The ninth match was between the ANU Owls and Flame Owls, the top and the bottom teams of the tournament. The Flame Owls fought hard and scored twice, but their lack of coordination between positions opened the route for the Australian side to score a total of 12 hoops. However, the Flame Owls ended their AQC campaign with their heads high, after snatching the snitch against the three-time catcher Allan. The Flame Owls called it a day with a final score of 120-50* to the ANU Owls.
The last match, Damansara Dementors vs. Seoul Puffskeins, decided second place. All actions in the game exceeded the audience’s expectation. Both teams were precise in their tactical movements, giving few chances for the opponent to get past. The Puffskeins did not have the service of their beater captain, Sangbeom, due to injury, but the Dementors also had Sham and Shen-Li unavailable. The Koreans had an early lead and seemed to be able to relax after a comfortable goal, but the Malaysians did not give in, equalising the score when the snitch was at the second handicap thanks to keeper Linus Ng and chaser Zack Low. The match remained even until after two runs when veteran seeker Wajdi Hairul won against the snitch runner Matthew Wood to secure a victory for the Koreans with a score of 60*-30, and to grab the eventual second place for Seoul Puffskeins at the last minute.
The Asian Quidditch Cup this year has seen a huge improvement in terms of both quantity and quality of players and gameplay. Participating teams have really invested in technical and tactical training, and they worked surprisingly well. Slowballing and sudden attack from the ANU Owls proved the team’s efficiency when playing with a small roster. Drives from the Koreans, bludger control from the Malaysians, and passing game from the Vietnamese were the noticeable trademarks of their teams. The Australians won the tournament for the second consecutive time, but not with ease as they had two matches in which they were behind in quaffle points. The Seoul Puffskeins, Damansara Dementors, and Draco Dormiens have shown that they are of similar calibre on pitch, and quaffle point difference just revealed their lack of experience in competitive situations. The Flame Owls played with confidence and possess a number of promising individuals, however they will need more time to come together as a team before they can keep in range of the more experienced teams.

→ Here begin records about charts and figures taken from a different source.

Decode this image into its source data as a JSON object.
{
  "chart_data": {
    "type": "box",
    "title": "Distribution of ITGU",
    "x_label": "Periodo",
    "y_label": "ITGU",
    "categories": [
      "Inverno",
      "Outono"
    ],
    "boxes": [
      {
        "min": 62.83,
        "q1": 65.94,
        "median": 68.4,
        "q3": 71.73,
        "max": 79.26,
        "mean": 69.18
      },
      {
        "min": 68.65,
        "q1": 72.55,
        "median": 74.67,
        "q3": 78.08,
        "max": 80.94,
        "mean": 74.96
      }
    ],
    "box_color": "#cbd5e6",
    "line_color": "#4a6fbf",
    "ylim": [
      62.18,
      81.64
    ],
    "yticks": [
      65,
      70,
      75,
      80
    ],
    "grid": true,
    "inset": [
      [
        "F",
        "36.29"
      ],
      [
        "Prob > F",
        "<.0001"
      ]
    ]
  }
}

More importantly, the tournament is a precious chance for all the players in Asia-Oceania to meet and greet, unite the community as a whole, and motivate participating countries to move forward and plan bigger. Also a point to be mentioned is the mercenaries. Hong Kong seemed very keen on expanding their quidditch community, and the presence of three Hongkongese in Hanoi this year hopefully brings motivation and experience as the base for them to build upon. The Philippines, Brunei, and Singapore also had representatives at the tournament, and they have eagerly discussed promoting quidditch in their hometowns in a mood of post-tournament determination. The cross-country meeting at AQC also set up a strong foundation for the creation of an official Asia-Oceania quidditch committee. Once these things set sail, Australians will not be alone on the far side of the world, and eastern quidkids will be able to fairly compete with western colleagues.